Idealerweise haben alle Räder in jeder Situation zu jeder Zeit Kontakt zur Schiene. Das wird bewerkstelligt durch Federn die diese gegen die Schiene anpressen. Und ich habe keinen Beweis dafür aber eine starke Vermutung: hier liegt der Hund begraben. Einzelne Räder verlieren in bestimmten Schienenelementen den Kontakt zur Schiene, knallen dann wieder auf, prallen ab und das in schneller Abfolge. Was wir erleben ist dann kein Schlagen, wie es bei Unebenheiten der Schiene, die sich auf das Fahrzeug übertragen, der Fall wäre. Sondern eher ein Zittern, Vibrieren.
Jetzt das nächste Problem: Zielkonflikte. Eigentlich willst du die Räder maximal fest gegen die Schiene pressen damit verhinderst du ein Abheben oder Flattern. Aber damit erhöhst du die Reibkräfte in den Lagern, die Achterbahn macht weniger Spaß weil die quasi „mit angezogener Handbremse“ fährst. Und du verbrennst viel kinetische Energie in Wärme und riskierst damit ein valleying.
Du merkst schon das ist ein ständiges Abwägen und rumprobieren. Es geht hier um fein-tuning - wie bei einem Musikinstrument. Und das ist bei einem Prototyp auch gar nicht verwerflich oder verwunderlich.
Was steht jetzt an? Hmm wenn ich die Anlage justieren müsste: Ich würd mal ein accelerometer mitfahren lassen und schauen in welcher Richtung die Vibrationen auftauchen, in y-(quer) oder z-(hoch) Richtung.

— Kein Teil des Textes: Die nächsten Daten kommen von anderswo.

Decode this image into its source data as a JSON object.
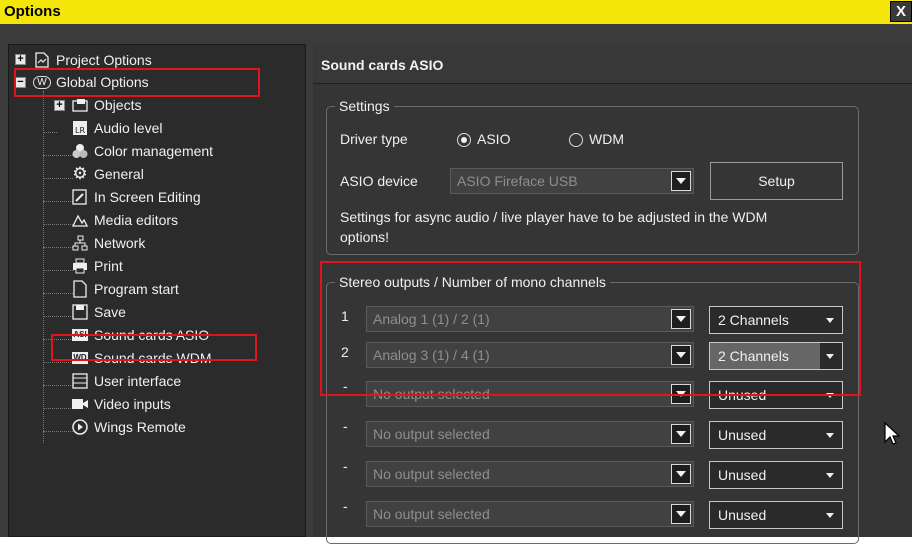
{
  "window": {
    "title": "Options",
    "close_label": "X"
  },
  "tree": {
    "items": [
      {
        "label": "Project Options",
        "icon": "project-options-icon"
      },
      {
        "label": "Global Options",
        "icon": "global-options-icon"
      },
      {
        "label": "Objects",
        "icon": "objects-icon"
      },
      {
        "label": "Audio level",
        "icon": "audio-level-icon"
      },
      {
        "label": "Color management",
        "icon": "color-management-icon"
      },
      {
        "label": "General",
        "icon": "gear-icon"
      },
      {
        "label": "In Screen Editing",
        "icon": "in-screen-editing-icon"
      },
      {
        "label": "Media editors",
        "icon": "media-editors-icon"
      },
      {
        "label": "Network",
        "icon": "network-icon"
      },
      {
        "label": "Print",
        "icon": "printer-icon"
      },
      {
        "label": "Program start",
        "icon": "program-start-icon"
      },
      {
        "label": "Save",
        "icon": "save-icon"
      },
      {
        "label": "Sound cards ASIO",
        "icon": "sound-card-asio-icon",
        "icon_text": "ASI"
      },
      {
        "label": "Sound cards WDM",
        "icon": "sound-card-wdm-icon",
        "icon_text": "WD"
      },
      {
        "label": "User interface",
        "icon": "user-interface-icon"
      },
      {
        "label": "Video inputs",
        "icon": "video-camera-icon"
      },
      {
        "label": "Wings Remote",
        "icon": "play-circle-icon"
      }
    ],
    "expander_plus": "+",
    "expander_minus": "−",
    "global_icon_text": "W"
  },
  "panel": {
    "title": "Sound cards ASIO",
    "settings": {
      "legend": "Settings",
      "driver_type_label": "Driver type",
      "driver_options": [
        "ASIO",
        "WDM"
      ],
      "driver_selected": "ASIO",
      "asio_device_label": "ASIO device",
      "asio_device_value": "ASIO Fireface USB",
      "setup_button": "Setup",
      "note_line1": "Settings for async audio / live player have to be adjusted in the WDM",
      "note_line2": "options!"
    },
    "stereo": {
      "legend": "Stereo outputs / Number of mono channels",
      "rows": [
        {
          "num": "1",
          "output": "Analog 1 (1) / 2 (1)",
          "channels": "2 Channels"
        },
        {
          "num": "2",
          "output": "Analog 3 (1) / 4 (1)",
          "channels": "2 Channels"
        },
        {
          "num": "-",
          "output": "No output selected",
          "channels": "Unused"
        },
        {
          "num": "-",
          "output": "No output selected",
          "channels": "Unused"
        },
        {
          "num": "-",
          "output": "No output selected",
          "channels": "Unused"
        },
        {
          "num": "-",
          "output": "No output selected",
          "channels": "Unused"
        }
      ]
    }
  },
  "colors": {
    "title_bar": "#f5e60a",
    "highlight_box": "#e0141e",
    "panel_bg": "#353535"
  }
}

Dann respektive die Vorspannkraft der Andruckfedern für die guide

oder upstop (z) wheels erhöhen so lange bis die Geschwindigkeit absinkt und schauen ob das hilft. Vielleicht komm ich damit durch härtere Räder bei höherem Anpressdruck zu verwenden.
Dann würd ich mir die Beschleunigungen aufplotten und mal eine Fourieranalyse drüber laufen lassen. Gibt es Frequenzen die hervorstechen und wo treten die auf?

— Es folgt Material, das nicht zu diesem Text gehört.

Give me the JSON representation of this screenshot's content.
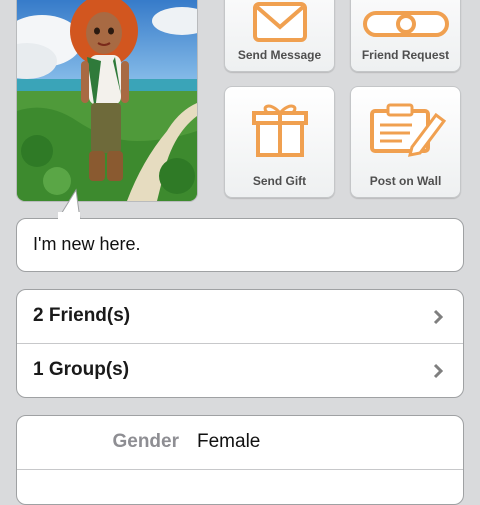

Dann mal einen fetten subwoofer oder einen Exzenter auf den Wagen gurten und Sinuston sweeps drauf geben. Treff ich ne Eigenfrequenz, gibt es Resonanzen, rappelt oder scheppert was am Zug?

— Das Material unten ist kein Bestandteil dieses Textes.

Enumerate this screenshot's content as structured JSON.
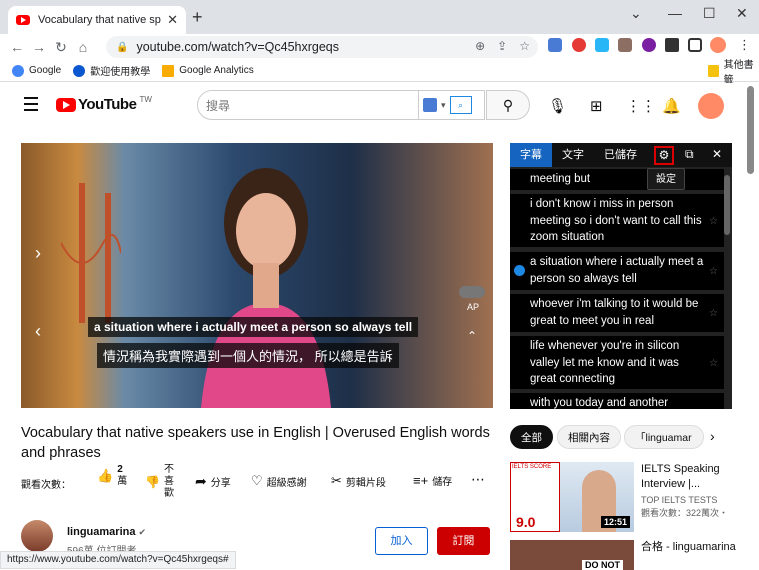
{
  "browser": {
    "tab_title": "Vocabulary that native speakers use",
    "new_tab": "+",
    "url": "youtube.com/watch?v=Qc45hxrgeqs",
    "bookmarks": [
      {
        "label": "Google",
        "color": "#4285f4"
      },
      {
        "label": "歡迎使用教學",
        "color": "#0b57d0"
      },
      {
        "label": "Google Analytics",
        "color": "#f9ab00"
      }
    ],
    "other_bookmarks": "其他書籤"
  },
  "youtube": {
    "logo_text": "YouTube",
    "region": "TW",
    "search_placeholder": "搜尋"
  },
  "player": {
    "subtitle_en": "a situation where i actually meet a person so always tell",
    "subtitle_zh": "情況稱為我實際遇到一個人的情況， 所以總是告訴",
    "ap_label": "AP"
  },
  "panel": {
    "tabs": [
      "字幕",
      "文字",
      "已儲存"
    ],
    "tooltip": "設定",
    "lines": [
      "meeting but",
      "i don't know i miss in person meeting so i don't want to call this zoom situation",
      "a situation where i actually meet a person so always tell",
      "whoever i'm talking to it would be great to meet you in real",
      "life whenever you're in silicon valley let me know and it was great connecting",
      "with you today and another"
    ]
  },
  "video": {
    "title": "Vocabulary that native speakers use in English | Overused English words and phrases",
    "views_label": "觀看次數：",
    "like_count": "2",
    "like_unit": "萬",
    "dislike_label": "不喜歡",
    "share_label": "分享",
    "thanks_label": "超級感謝",
    "clip_label": "剪輯片段",
    "save_label": "儲存",
    "more_label": "⋯"
  },
  "channel": {
    "name": "linguamarina",
    "subs": "596萬 位訂閱者",
    "join": "加入",
    "subscribe": "訂閱"
  },
  "chips": [
    "全部",
    "相關內容",
    "「linguamar"
  ],
  "related": [
    {
      "title": "IELTS Speaking Interview |...",
      "channel": "TOP IELTS TESTS",
      "meta": "觀看次數：322萬次・",
      "duration": "12:51",
      "thumb_label": "IELTS SCORE",
      "band": "9.0"
    },
    {
      "title": "合格 - linguamarina",
      "channel": "",
      "meta": "",
      "duration": "",
      "thumb_label": "DO NOT",
      "band": ""
    }
  ],
  "status_url": "https://www.youtube.com/watch?v=Qc45hxrgeqs#",
  "colors": {
    "accent": "#ff0000",
    "panel_tab": "#1565c0",
    "subscribe": "#cc0000",
    "join": "#065fd4"
  }
}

Dann geht es ans Handauflegen - literally. Kann ich die Schwingung irgendwie dämpfen? Oder das schwingende Bauteil so stimmen dass es in einem höheren, weniger störenden Frequenz schwingt? Stell dir das vor wie ein Cello, im Korpus gibt es einen Stimmstock, der muss an einer ganz bestimmten Stelle die Wände stützen, sonst ist das Instrument unspielbar. Das kann ich auch umgekehrt ausnutzen indem ich Material hinzufüge oder wegnehme um Schwingung zu unterdrücken.
tldr; ich glaube nicht dass Qualitätsprobleme der Fertigung sind, die das Fahrverhalten bestimmen. Sondern komplexes, zum Teil stochastisches, möglicherweise sogar chaotisches Zusammenspiel verschiedenster Komponenten, die sich in Modell, Labor, und Simulation nicht abbilden lassen. Das einzige was hier hilft sind lange Versuchsreihen oder ganz einfach: trial and error.
Kurzer nerd mode Exkurs. Du musst jeden Zug auf der Schiene festlegen, damit der nicht undefiniert rumwackelt oder einknickt. idR machst du das indem du EIN (Dreh-)Gelenk restriktiv mit nur einem Freiheitsgrad (rotatorisch in der Längsachse) auslegst. Dieses eine Gelenk sorgt dafür dass sich die Wagen des Zuges horizontal parallel zur Schiene ausrichten und nicht seitlich ausknicken können. Jeden weiteren Wagen kannst du dann mit einem Kugelgelenk mit drei Freiheitsgraden (Rotation um die Längs, Hoch- und Querachse) anhängen und der ganze Zug ist dann trotzdem statisch definiert.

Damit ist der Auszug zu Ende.